MESA, Ariz. – For a moment, it seemed as if Cubs pitcher Jake Arrieta wouldn’t get a chance to prove his bat again.
The question of whether Major League Baseball could still implement the universal designated hitter for the 2021 season resurfaced a couple weeks ago. But Opening Day came, and pitchers took up their bats at National League ballparks across the country.
“Taking BP at Wrigley Field and having a chance to stand in the box again against some really nice arms is a challenge,” Arrieta said this spring, “but one that we're looking forward to.”
Bringing back NL rules for one season – the next Collective Bargaining Agreement is expected to embrace the universal DH – has raised safety concerns for pitchers who haven’t hit in at least a year.
In the Cubs’ season opener against the Pirates, Pittsburgh’s Chad Kuhl was the first pitcher to step in the batter’s box. He chopped a ground ball to second base and – in a close play at first after a double-play attempt – hit the bag and went tumbling up the line.
The play was reminiscent of Cubs pitcher Kyle Hendricks’ spring training single, which included a collision at first base. Both pitchers popped up unharmed. But those moments reminded those watching of one reason the universal DH has such wide support.
Arrieta won a Silver Slugger Award in 2016, the same year he and fellow pitcher Madison Bumgarner lobbied for spots in the home run derby. And even Arrieta was “on the fence” about which way he wanted the 2021 rules to go.
“I was on board either way,” he said. “I will say that it was kind of nice (last season) to not have to worry about leading off an inning or being on the bases for an extended period of time.

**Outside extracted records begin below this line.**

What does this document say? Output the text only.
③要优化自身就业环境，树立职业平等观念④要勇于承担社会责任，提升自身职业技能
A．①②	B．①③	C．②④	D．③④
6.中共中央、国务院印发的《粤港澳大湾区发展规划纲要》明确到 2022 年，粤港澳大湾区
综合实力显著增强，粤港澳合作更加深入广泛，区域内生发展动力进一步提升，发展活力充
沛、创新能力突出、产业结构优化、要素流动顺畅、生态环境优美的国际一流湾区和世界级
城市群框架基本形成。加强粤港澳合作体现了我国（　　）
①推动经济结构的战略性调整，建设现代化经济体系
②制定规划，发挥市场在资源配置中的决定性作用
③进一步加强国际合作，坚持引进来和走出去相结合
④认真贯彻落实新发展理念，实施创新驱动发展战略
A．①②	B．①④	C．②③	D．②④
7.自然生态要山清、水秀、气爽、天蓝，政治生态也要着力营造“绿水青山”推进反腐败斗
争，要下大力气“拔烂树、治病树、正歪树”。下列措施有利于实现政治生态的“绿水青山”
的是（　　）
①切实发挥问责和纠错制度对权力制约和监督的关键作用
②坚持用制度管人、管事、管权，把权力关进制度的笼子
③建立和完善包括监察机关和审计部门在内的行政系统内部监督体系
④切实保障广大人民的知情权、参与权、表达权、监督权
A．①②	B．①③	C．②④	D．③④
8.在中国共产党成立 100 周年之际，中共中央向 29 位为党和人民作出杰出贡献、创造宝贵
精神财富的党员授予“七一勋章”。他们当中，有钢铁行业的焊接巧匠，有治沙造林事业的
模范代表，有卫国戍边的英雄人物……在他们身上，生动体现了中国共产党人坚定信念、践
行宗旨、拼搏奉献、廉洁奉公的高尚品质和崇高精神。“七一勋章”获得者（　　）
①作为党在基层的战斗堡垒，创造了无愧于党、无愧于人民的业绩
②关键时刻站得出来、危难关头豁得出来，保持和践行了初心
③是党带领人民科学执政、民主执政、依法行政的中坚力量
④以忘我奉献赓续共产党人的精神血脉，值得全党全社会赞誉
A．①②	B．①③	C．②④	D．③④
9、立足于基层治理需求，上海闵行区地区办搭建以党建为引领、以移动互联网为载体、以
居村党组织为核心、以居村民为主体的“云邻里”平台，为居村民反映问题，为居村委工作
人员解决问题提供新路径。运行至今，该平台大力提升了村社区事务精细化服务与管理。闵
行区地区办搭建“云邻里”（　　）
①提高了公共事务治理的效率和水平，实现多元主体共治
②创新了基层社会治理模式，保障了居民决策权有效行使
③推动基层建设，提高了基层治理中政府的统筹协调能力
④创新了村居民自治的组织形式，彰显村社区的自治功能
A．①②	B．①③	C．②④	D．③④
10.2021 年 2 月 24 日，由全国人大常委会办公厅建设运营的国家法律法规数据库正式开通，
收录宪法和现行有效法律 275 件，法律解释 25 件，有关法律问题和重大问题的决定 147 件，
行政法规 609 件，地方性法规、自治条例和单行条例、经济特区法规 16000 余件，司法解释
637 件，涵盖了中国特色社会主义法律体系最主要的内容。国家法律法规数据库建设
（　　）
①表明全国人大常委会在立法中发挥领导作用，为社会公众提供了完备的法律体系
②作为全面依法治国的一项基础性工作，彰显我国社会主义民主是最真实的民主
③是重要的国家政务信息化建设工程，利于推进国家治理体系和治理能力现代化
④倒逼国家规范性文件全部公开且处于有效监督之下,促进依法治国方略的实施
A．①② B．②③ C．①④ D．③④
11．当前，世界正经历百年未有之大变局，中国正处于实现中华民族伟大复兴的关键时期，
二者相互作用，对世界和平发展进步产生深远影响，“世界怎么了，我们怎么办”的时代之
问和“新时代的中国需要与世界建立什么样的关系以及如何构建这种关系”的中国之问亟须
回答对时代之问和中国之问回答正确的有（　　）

But to go back to hitting is something that I'm pretty excited about.”
Cubs pitchers are embracing the return of NL rules with a friendly competition.
“We’re trying to figure out the categories,” Arrieta said last month. “It’s probably going to be bunts, hits, home runs, walks, and a combination of a couple other things to keep it fun, keep it competitive and see where we stack up at the end of the season. I’m hoping that a couple of our other guys will be able to hit some balls over the fence. It’s always fun to see a pitcher hit a homer.”
The odds aren’t good for the other Cubs starters. The other four rotation members combine for exactly zero career home runs.
“He’s got a Silver Slugger, and it’s just not fair,” right-hander Trevor Williams joked of Arrieta. “I have zero extra-base hits. He was like, ‘We should do a first-homer prize.’ And I was like, ‘That’s a donation from me.’”
In fairness to Hendricks, he was the only starting pitcher to record a hit in spring training this year. (Before that at-bat, he said he warned the catcher, “It’s been a while, man.”) So far in the regular season, Hendricks holds the bunts lead among pitchers, after laying down a sacrifice bunt in Thursday’s season opener.
Next up, Arrieta. He’s scheduled to take the mound against the Pirates Saturday for the second game of the three-game series.